DV : Je ne sais pas, je ne pense pas, non. J’ai tendance à évacuer ce type de question parce que ce sont des pièges qui, selon moi, ouvrent à la procrastination incessante : on remet en cause chaque case que l’on fait et puis finalement, on n’ose plus créer, et on prend peur de sa propre création. Le Faust, nous avons mis trois années pour le faire, enfin surtout Ambre. Alors tu penses bien que lorsqu’il est sorti en librairie, nous étions soulagés… Et puis, Ambre et moi nous revendiquons tous deux cette idée de faire des livres imparfaits et fragiles. Rien n’est plus éloigné de notre démarche qu’un scénario de film hollywoodien « imparable » qui a été conçu par des équipes de scénaristes. Revenir sur notre travail est une chose à laquelle nous ne pensons jamais, à vrai dire. S’il fallait vraiment refaire quelque chose, personnellement j’aimerais proposer une nouvelle édition sur un autre papier, pour que la matière des peintures d’Ambre soit moins présente, mais que les contrastes trouvent un autre cachet. Mais c’est tout, cela reste technique.

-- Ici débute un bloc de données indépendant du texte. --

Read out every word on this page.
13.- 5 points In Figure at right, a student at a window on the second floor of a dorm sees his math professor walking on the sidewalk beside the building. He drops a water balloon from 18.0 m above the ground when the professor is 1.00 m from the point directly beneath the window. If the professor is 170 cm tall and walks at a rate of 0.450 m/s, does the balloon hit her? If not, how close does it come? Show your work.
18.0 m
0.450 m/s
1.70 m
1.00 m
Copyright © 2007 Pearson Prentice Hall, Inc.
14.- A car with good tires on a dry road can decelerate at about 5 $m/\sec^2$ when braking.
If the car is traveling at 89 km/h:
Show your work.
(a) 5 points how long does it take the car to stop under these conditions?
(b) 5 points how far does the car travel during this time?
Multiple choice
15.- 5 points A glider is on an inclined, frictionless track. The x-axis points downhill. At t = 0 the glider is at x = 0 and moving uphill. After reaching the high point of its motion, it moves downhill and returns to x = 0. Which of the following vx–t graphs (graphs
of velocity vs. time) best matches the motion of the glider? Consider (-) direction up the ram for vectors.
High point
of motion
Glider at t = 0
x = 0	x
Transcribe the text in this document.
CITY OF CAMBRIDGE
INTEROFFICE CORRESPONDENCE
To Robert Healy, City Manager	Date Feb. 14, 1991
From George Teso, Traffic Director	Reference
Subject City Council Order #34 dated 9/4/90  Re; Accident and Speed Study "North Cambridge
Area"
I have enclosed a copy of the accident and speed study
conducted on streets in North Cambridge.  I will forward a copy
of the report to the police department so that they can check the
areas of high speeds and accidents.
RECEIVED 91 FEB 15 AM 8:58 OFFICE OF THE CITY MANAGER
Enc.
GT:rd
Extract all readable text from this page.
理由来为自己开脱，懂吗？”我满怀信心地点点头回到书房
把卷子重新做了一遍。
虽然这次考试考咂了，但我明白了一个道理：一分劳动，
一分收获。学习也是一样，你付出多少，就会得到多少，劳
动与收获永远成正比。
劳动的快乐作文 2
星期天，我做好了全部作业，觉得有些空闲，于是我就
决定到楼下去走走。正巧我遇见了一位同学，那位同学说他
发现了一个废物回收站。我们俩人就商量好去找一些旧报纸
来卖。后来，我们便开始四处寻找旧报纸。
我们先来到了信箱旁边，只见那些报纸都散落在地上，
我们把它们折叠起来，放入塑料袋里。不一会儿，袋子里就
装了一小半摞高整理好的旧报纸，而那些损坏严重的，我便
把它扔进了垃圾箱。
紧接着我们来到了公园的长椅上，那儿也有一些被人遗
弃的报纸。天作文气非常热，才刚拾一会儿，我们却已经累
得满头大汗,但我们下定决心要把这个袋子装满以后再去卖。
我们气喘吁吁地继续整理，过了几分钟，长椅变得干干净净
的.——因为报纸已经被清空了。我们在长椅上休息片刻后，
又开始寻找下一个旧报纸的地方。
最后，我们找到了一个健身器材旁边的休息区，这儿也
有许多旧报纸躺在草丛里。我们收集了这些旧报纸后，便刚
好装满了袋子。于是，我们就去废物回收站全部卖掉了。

De quelle série es-tu le plus fier et pourquoi ?
DV : Alors ça c’est une question vraiment étrange pour moi, parce que je ne connais pas vraiment le sentiment de fierté, du moins lorsqu’il doit être associé à mon travail. Disons que le travail qui est le plus important pour moi, ne fût-ce que parce qu’il est le plus imposant et qu’il n’est pas encore fini, c’est Fritz Haber, bien entendu. La chose qui me fait probablement le plus plaisir avec ce titre, c’est qu’il m’a déjà procuré de grandes joies grâce aux quelques lecteurs de choix qui ont bien voulu me manifester leur enthousiasme. Quand un membre de la famille Haber me contacte, ou des philosophes des sciences, des historiens, des professeurs d’université, etc., pour moi qui n’ai aucun bagage scolaire (mon diplôme le plus élevé, je l’ai décroché à 12 ans), c’est du bonheur pur. Et c’est ce qui me fait dire que je n’ai pas tout à fait raté mon coup, bien plus que des chiffres de vente. Mais je suis tout aussi content de mes autres livres, car ils m’ont permis de travailler avec des gens pour qui j’ai beaucoup d’admiration ou d’amitié, comme Jean-Philippe Garçon de Six Pieds sous Terre, Thomas Ragon de Dargaud, Ambre, Morvandiau, Daniel Casanave, ou encore Guillaume Guerse. En fait, je ne marche qu’au relationnel, la culture, pour moi, ça se résume à du contact, à des gens.

C’est assez étonnant de voir Crémèr figurer au milieu de ces projets si sérieux. Le ton est léger, drôle même si cela aborde la même problématique que La controverse de Valladolid
DV : C’est ça ! Mais la différence entre l’Homme et l’animal ne s’est pas posée qu’avec les conquistadors, la question était déjà énoncée avec Aristote. Crémèr, c’est quelque chose de très léger, mais qui peut éveiller une certaine acuité chez certaines personnes.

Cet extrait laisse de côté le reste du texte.